In parliament TK has conceded that his advisors, the PS and the BTO CEO may have misled him but the onus also lies with him to observe principles of good governance, especially because he directly picks his own preferred companies for public tenders without due processes.
It is also irreconcilable how a Marketing Officer was left to sign a contract of P17 million without neither approval of the BTO board (inactive for nine months) and CEO. It appears that Jillian Blackbeard, a junior in BTO ranks, went to Dubai to negotiate and sign a contract on behalf of BTO resulting in finger pointing after it emerged that the CEO was not involved. TK claimed the CEO is the one who sent Jillian to Dubai and knew about the P17 million deal she signed: a claim she herself repeats.
It is clear that the board may have been frustrated of being lame-duck and only existing to rubber-stamp decisions they did not approve of. This has opened room for corruption and preferential treatment of companies with links to the politicians. Tourism is second to diamonds in the GDP: having failed to diversify the diamond sector which is also said to be facing a gloomy future, it would be noble of the Khamas to play the game of calculated and sustainable economics with this sector.

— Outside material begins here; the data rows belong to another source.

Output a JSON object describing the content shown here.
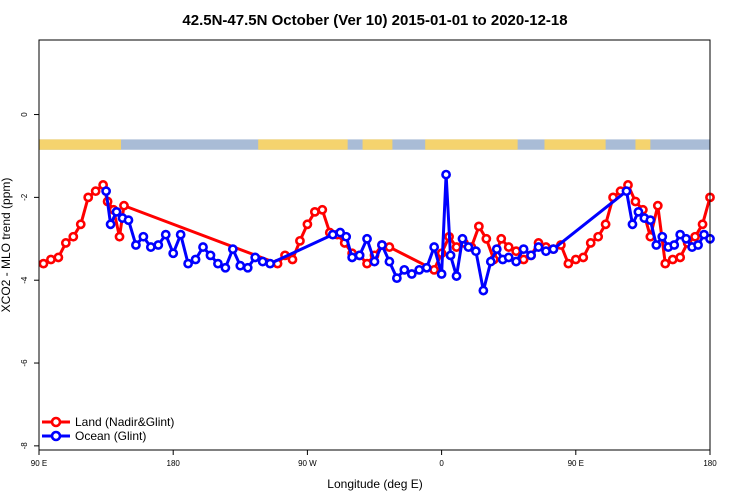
{
  "chart_data": {
    "type": "line",
    "title": "42.5N-47.5N October (Ver 10)   2015-01-01 to 2020-12-18",
    "xlabel": "Longitude (deg E)",
    "ylabel": "XCO2 - MLO trend (ppm)",
    "xlim": [
      90,
      540
    ],
    "ylim": [
      -8.1,
      1.8
    ],
    "x_ticks": [
      {
        "value": 90,
        "label": "90 E"
      },
      {
        "value": 180,
        "label": "180"
      },
      {
        "value": 270,
        "label": "90 W"
      },
      {
        "value": 360,
        "label": "0"
      },
      {
        "value": 450,
        "label": "90 E"
      },
      {
        "value": 540,
        "label": "180"
      }
    ],
    "y_ticks": [
      {
        "value": 0,
        "label": "0"
      },
      {
        "value": -2,
        "label": "-2"
      },
      {
        "value": -4,
        "label": "-4"
      },
      {
        "value": -6,
        "label": "-6"
      },
      {
        "value": -8,
        "label": "-8"
      }
    ],
    "landmask": {
      "y_top": -0.6,
      "y_bottom": -0.85,
      "land_color": "#f5d36e",
      "ocean_color": "#a9bcd6",
      "land_spans": [
        [
          90,
          145
        ],
        [
          237,
          297
        ],
        [
          307,
          327
        ],
        [
          349,
          411
        ],
        [
          429,
          470
        ],
        [
          490,
          500
        ]
      ]
    },
    "legend_position": "bottom-left",
    "series": [
      {
        "name": "Land (Nadir&Glint)",
        "color": "#ff0000",
        "x": [
          93,
          98,
          103,
          108,
          113,
          118,
          123,
          128,
          133,
          136,
          140,
          144,
          147,
          250,
          255,
          260,
          265,
          270,
          275,
          280,
          285,
          290,
          295,
          300,
          305,
          310,
          315,
          320,
          325,
          355,
          360,
          365,
          370,
          375,
          380,
          385,
          390,
          395,
          400,
          405,
          410,
          415,
          420,
          425,
          430,
          435,
          440,
          445,
          450,
          455,
          460,
          465,
          470,
          475,
          480,
          485,
          490,
          495,
          500,
          505,
          510,
          515,
          520,
          525,
          530,
          535,
          540
        ],
        "y": [
          -3.6,
          -3.5,
          -3.45,
          -3.1,
          -2.95,
          -2.65,
          -2.0,
          -1.85,
          -1.7,
          -2.1,
          -2.3,
          -2.95,
          -2.2,
          -3.6,
          -3.4,
          -3.5,
          -3.05,
          -2.65,
          -2.35,
          -2.3,
          -2.85,
          -2.9,
          -3.1,
          -3.35,
          -3.4,
          -3.6,
          -3.4,
          -3.15,
          -3.2,
          -3.75,
          -3.35,
          -2.95,
          -3.2,
          -3.1,
          -3.2,
          -2.7,
          -3.0,
          -3.5,
          -3.0,
          -3.2,
          -3.3,
          -3.5,
          -3.4,
          -3.1,
          -3.2,
          -3.25,
          -3.15,
          -3.6,
          -3.5,
          -3.45,
          -3.1,
          -2.95,
          -2.65,
          -2.0,
          -1.85,
          -1.7,
          -2.1,
          -2.3,
          -2.95,
          -2.2,
          -3.6,
          -3.5,
          -3.45,
          -3.1,
          -2.95,
          -2.65,
          -2.0
        ]
      },
      {
        "name": "Ocean (Glint)",
        "color": "#0000ff",
        "x": [
          135,
          138,
          142,
          146,
          150,
          155,
          160,
          165,
          170,
          175,
          180,
          185,
          190,
          195,
          200,
          205,
          210,
          215,
          220,
          225,
          230,
          235,
          240,
          245,
          287,
          292,
          296,
          300,
          305,
          310,
          315,
          320,
          325,
          330,
          335,
          340,
          345,
          350,
          355,
          360,
          363,
          366,
          370,
          374,
          378,
          383,
          388,
          393,
          397,
          401,
          405,
          410,
          415,
          420,
          425,
          430,
          435,
          484,
          488,
          492,
          496,
          500,
          504,
          508,
          512,
          516,
          520,
          524,
          528,
          532,
          536,
          540
        ],
        "y": [
          -1.85,
          -2.65,
          -2.35,
          -2.5,
          -2.55,
          -3.15,
          -2.95,
          -3.2,
          -3.15,
          -2.9,
          -3.35,
          -2.9,
          -3.6,
          -3.5,
          -3.2,
          -3.4,
          -3.6,
          -3.7,
          -3.25,
          -3.65,
          -3.7,
          -3.45,
          -3.55,
          -3.6,
          -2.9,
          -2.85,
          -2.95,
          -3.45,
          -3.4,
          -3.0,
          -3.55,
          -3.15,
          -3.55,
          -3.95,
          -3.75,
          -3.85,
          -3.75,
          -3.7,
          -3.2,
          -3.85,
          -1.45,
          -3.4,
          -3.9,
          -3.0,
          -3.2,
          -3.3,
          -4.25,
          -3.55,
          -3.25,
          -3.5,
          -3.45,
          -3.55,
          -3.25,
          -3.4,
          -3.2,
          -3.3,
          -3.25,
          -1.85,
          -2.65,
          -2.35,
          -2.5,
          -2.55,
          -3.15,
          -2.95,
          -3.2,
          -3.15,
          -2.9,
          -3.0,
          -3.2,
          -3.15,
          -2.9,
          -3.0
        ]
      }
    ]
  }
}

The elephant in the room that Khama does not want to hear is the word ‘corruption’ the mother of all inequalities, crime, poverty and socio-economic breakdown of any country’s systems. The cost of undoing these is also gigantic and often leads to the rise of dissidents, rightly so. Khama should keep to politics and allow experts he employed to manage the sector. In the wake of illegal predator trade which was reported about, it is not clear what action he took to bring those implicated to book or reverse the value the country lost under the unethical practices that obtained under his watch.
It might be politically incorrect to say today’s politicians are less accountable than those of yesteryear but that’s the sad truth. It also remains unclear if todays politicians are here to serve the nation or just the interests of their friends and families while trampling on the unsuspecting, battered public.